Harry He, MD1, Vikashsingh Rambhujun, MBBS2, Matthew DeMaria, DO2, Mohammad Ali, MD3, Raluca Vrabie, MD1; 1Winthrop University Hospital, Mineola, NY; 2NYU Winthrop Unversity Hospital, Mineola, NY; 3Guthrie Cortland Medical Center, Cortland, NY
Introduction: Intussusception is a form of bowel obstruction defined as the telescoping of proximal segment of bowel into a distal segment. Intussusception in adults accounts for 5% of all cases and is usually secondary to a lead point such as a tumor or polyp. Intussusception in adults presents with vomiting, abdominal pain, hematochezia, or constipation. Cases where organic lesions act as the lead point present as a bowel obstruction. CT scan is diagnostic, which can identify location and presence of a lead point. Those with lead points can cause obstruction and ischemia- surgery is the treatment. Intussusception developing after an endoscopic procedure is extremely rare.
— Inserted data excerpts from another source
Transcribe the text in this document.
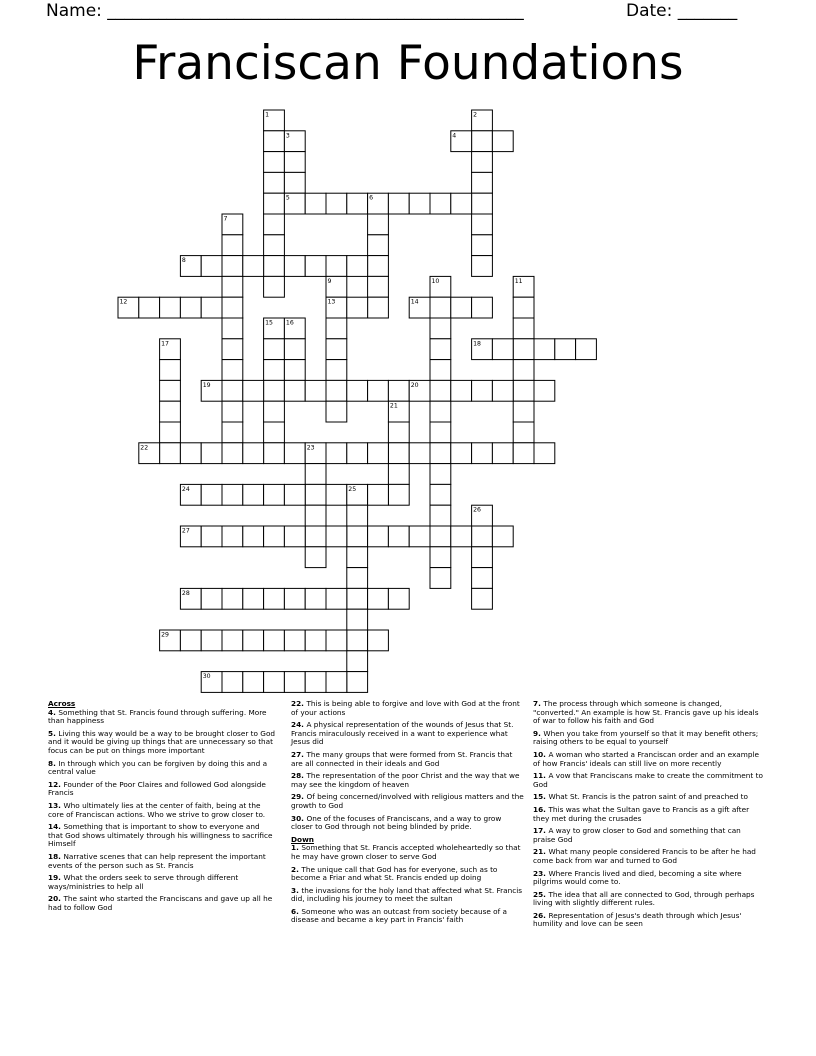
Name: _________________________________________________	Date: _______
Franciscan Foundations
1	2
3	4
5	6
7
8
9	10	11
12	13	14
15 16
17	18
19	20
21
22	23
24	25
26
27
28
29
30

Across

4. Something that St. Francis found through suffering. More than happiness

5. Living this way would be a way to be brought closer to God and it would be giving up things that are unnecessary so that focus can be put on things more important

8. In through which you can be forgiven by doing this and a central value

12. Founder of the Poor Claires and followed God alongside Francis

13. Who ultimately lies at the center of faith, being at the core of Franciscan actions. Who we strive to grow closer to.

14. Something that is important to show to everyone and that God shows ultimately through his willingness to sacrifice Himself

18. Narrative scenes that can help represent the important events of the person such as St. Francis

19. What the orders seek to serve through different ways/ministries to help all

20. The saint who started the Franciscans and gave up all he had to follow God

22. This is being able to forgive and love with God at the front of your actions

24. A physical representation of the wounds of Jesus that St. Francis miraculously received in a want to experience what Jesus did

27. The many groups that were formed from St. Francis that are all connected in their ideals and God

28. The representation of the poor Christ and the way that we may see the kingdom of heaven

29. Of being concerned/involved with religious matters and the growth to God

30. One of the focuses of Franciscans, and a way to grow closer to God through not being blinded by pride.

Down

1. Something that St. Francis accepted wholeheartedly so that he may have grown closer to serve God

2. The unique call that God has for everyone, such as to become a Friar and what St. Francis ended up doing

3. the invasions for the holy land that affected what St. Francis did, including his journey to meet the sultan

6. Someone who was an outcast from society because of a disease and became a key part in Francis' faith

7. The process through which someone is changed, "converted." An example is how St. Francis gave up his ideals of war to follow his faith and God

9. When you take from yourself so that it may benefit others; raising others to be equal to yourself

10. A woman who started a Franciscan order and an example of how Francis' ideals can still live on more recently

11. A vow that Franciscans make to create the commitment to God

15. What St. Francis is the patron saint of and preached to

16. This was what the Sultan gave to Francis as a gift after they met during the crusades

17. A way to grow closer to God and something that can praise God

21. What many people considered Francis to be after he had come back from war and turned to God

23. Where Francis lived and died, becoming a site where pilgrims would come to.

25. The idea that all are connected to God, through perhaps living with slightly different rules.

26. Representation of Jesus's death through which Jesus' humility and love can be seen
In several cases there was a polypectomy performed and the subsequent intussusception was attributed to bowel edema acting as a lead point. All cases were treated with surgical intervention.
Methods: A 54-year-old female patient with a history of diabetes presented to the ED with worsening colicky abdominal pain starting four hours after a colonoscopy with polpectomy in the transvsere colon was performed. She also experienced red mucus in her stools. Her vital signs were within normal limits. On exam, she had a non-distended abdomen, with mild tenderness over the RUQ without any palpable masses. Her blood work was significant for a white count of 13 with a normal metabolic profile and lactate. The patient had an abdominal X- ray and CT of the abdomen which showed a transverse colo-colonic intussusception with partial obstruction. The patient was seen by the surgical team who opted for a conservative management with IV fluids and nil per os. Her symptoms rapidly improved the next day. She was started on a liquid diet which was advanced without complications. She was discharged on the third day after a normal bowel movement. An MRI two months after discharge was unremarkable. Discussion: Intussusception with colonoscopy as an etiology is very uncommon. In our patient, polypectomy in the setting of colitis likely contributed to her development of an intussusception and partial bowel obstruction. There are no standard guidelines for management. In all colonoscopy-related cases cited, surgical interventions were pursued. Conservative management was pursued for our patient who had complete resolution of her symptoms. This report demonstrates that in non-malignant intussusception cases a conservative approach at first, with surgery reserved for patients with worsening symptoms, is practical.
Intussusception shown on abdominal CT (orange arrow)
Followup MRI showing resolution of intussusception (orange arrow)
Disclosures: Harry He indicated no relevant financial relationships. Vikashsingh Rambhujun indicated no relevant financial relationships. Matthew DeMaria indicated no relevant financial relationships. Mohammad Ali indicated no relevant financial relationships. Raluca Vrabie indicated no relevant financial relationships.